If that were the case, Lemmy would be illegal, since it allows you or me or anyone else to upload any image we don't own the copyright to.
They could threaten to sue for facilitating copyright infringement by letting the community do the thing they were just sued (and settled) for.
Once you involve the legal department they'll often tell you it's not worth fighting because although you might win because you're doing nothing wrong, you might need to fight for long enough that the cost won't be worth the effort, see Bleem vs Sony, Bleem won, it went bankrupt regardless.
If you think Discord wants to bother fighting against Nintendo's lawyers, that will find all kinds of technicalities to keep things going, just to protect a community that's pretty meaningless in the grand scheme of things, while they're considering doing an IPO, then you're pretty naive.
Well yeah. Terms of service don't exist for the benefit of the users. If the company doesn't like what you are doing, nothing stops them from banning you, there's no reason to expect them to try to be fair about it. This is why these sites/apps having a dominant position is such a problem.
Terms of service is actually a two party agreement. It's very weak on the consumer side due to capitalism, but it's technically enforceable. Hence, all the class action lawsuits happens when company side breaks that agreement. They need to show that you broke terms of service to justify a ban. Prior to both sides agreeing, they can refuse to allow you to use the service for any reason. People seems to conflate these two things.
If companies terms of service said "we can do whatever we want whenever we want, and we don't have to promise any service, and you have no rights" nobody would sign those terms.
Nobody who took the time to read the terms of service, and who felt that there was a real risk of those terrible terms being invoked, and who felt they had a viable alternative. But for the other 99.9% of people, they will just hit agree and move on.

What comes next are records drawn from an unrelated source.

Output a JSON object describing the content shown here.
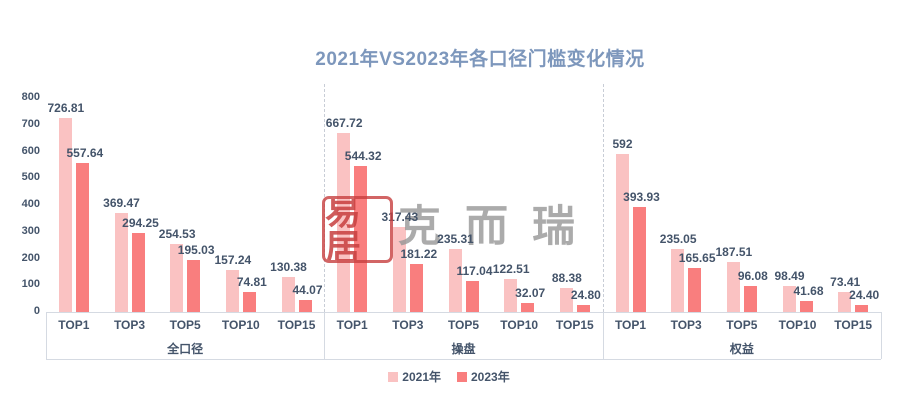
{
  "title": "2021年VS2023年各口径门槛变化情况",
  "watermark": {
    "seal_text": "易居",
    "brand_text": "克而瑞"
  },
  "legend": [
    {
      "label": "2021年",
      "color": "#fac2c2"
    },
    {
      "label": "2023年",
      "color": "#f97e7e"
    }
  ],
  "colors": {
    "series_2021": "#fac2c2",
    "series_2023": "#f97e7e",
    "label_text": "#44546a",
    "title_text": "#7d97bc",
    "axis_line": "#d5dae2",
    "separator_dashed": "#c8cdd6",
    "watermark_seal": "#c73e3e",
    "watermark_brand": "#969696"
  },
  "chart_data": {
    "type": "bar",
    "title": "2021年VS2023年各口径门槛变化情况",
    "xlabel": "",
    "ylabel": "",
    "y_axis": {
      "min": 0,
      "max": 800,
      "step": 100
    },
    "grid": false,
    "legend_position": "bottom",
    "series_names": [
      "2021年",
      "2023年"
    ],
    "groups": [
      {
        "label": "全口径",
        "categories": [
          "TOP1",
          "TOP3",
          "TOP5",
          "TOP10",
          "TOP15"
        ],
        "series": [
          {
            "name": "2021年",
            "values": [
              "726.81",
              "369.47",
              "254.53",
              "157.24",
              "130.38"
            ]
          },
          {
            "name": "2023年",
            "values": [
              "557.64",
              "294.25",
              "195.03",
              "74.81",
              "44.07"
            ]
          }
        ]
      },
      {
        "label": "操盘",
        "categories": [
          "TOP1",
          "TOP3",
          "TOP5",
          "TOP10",
          "TOP15"
        ],
        "series": [
          {
            "name": "2021年",
            "values": [
              "667.72",
              "317.43",
              "235.31",
              "122.51",
              "88.38"
            ]
          },
          {
            "name": "2023年",
            "values": [
              "544.32",
              "181.22",
              "117.04",
              "32.07",
              "24.80"
            ]
          }
        ]
      },
      {
        "label": "权益",
        "categories": [
          "TOP1",
          "TOP3",
          "TOP5",
          "TOP10",
          "TOP15"
        ],
        "series": [
          {
            "name": "2021年",
            "values": [
              "592",
              "235.05",
              "187.51",
              "98.49",
              "73.41"
            ]
          },
          {
            "name": "2023年",
            "values": [
              "393.93",
              "165.65",
              "96.08",
              "41.68",
              "24.40"
            ]
          }
        ]
      }
    ]
  }
}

Maybe until they got screwed once, and then they would. It would also be illegal in most countries, since there are laws (weak they might be) that guarantee some things.
I don't buy it. If you have examples of someone successfully suing to be unbanned because the ban was beyond the terms of service I'll be convinced but I don't think that's ever happened or would ever happen because I don't think terms of service waive any rights to deny access to servers the company owns, especially when it's free to begin with.
From the article:
The bans I've gotten myself are always like this when it's a big company. No real explanation given, no recourse possible, I don't expect a lawyer would tell me differently. IMO the only solution is to stop focusing on the "rules" they have written entirely for their own benefit and start using systems that are more decentralized in terms of who is actually in control.
Sure, but if you were comfortable with Discord as a home for this work, people have been speaking up against discord as a resource for these kinds of things pretty much since the beginning of discord.
Its a lesson learned, but better off now that later. No corporation can be trusted. You have that knowledge now if you didn't before. Make decisions accordingly.
People were not comfortable about it until 2021 when they relaxed their terms of service. Heck, Discord even approved them as community servers that have stricter rules.
It's a clear move that they are done with Discord being a chat platform and ready for their IPO.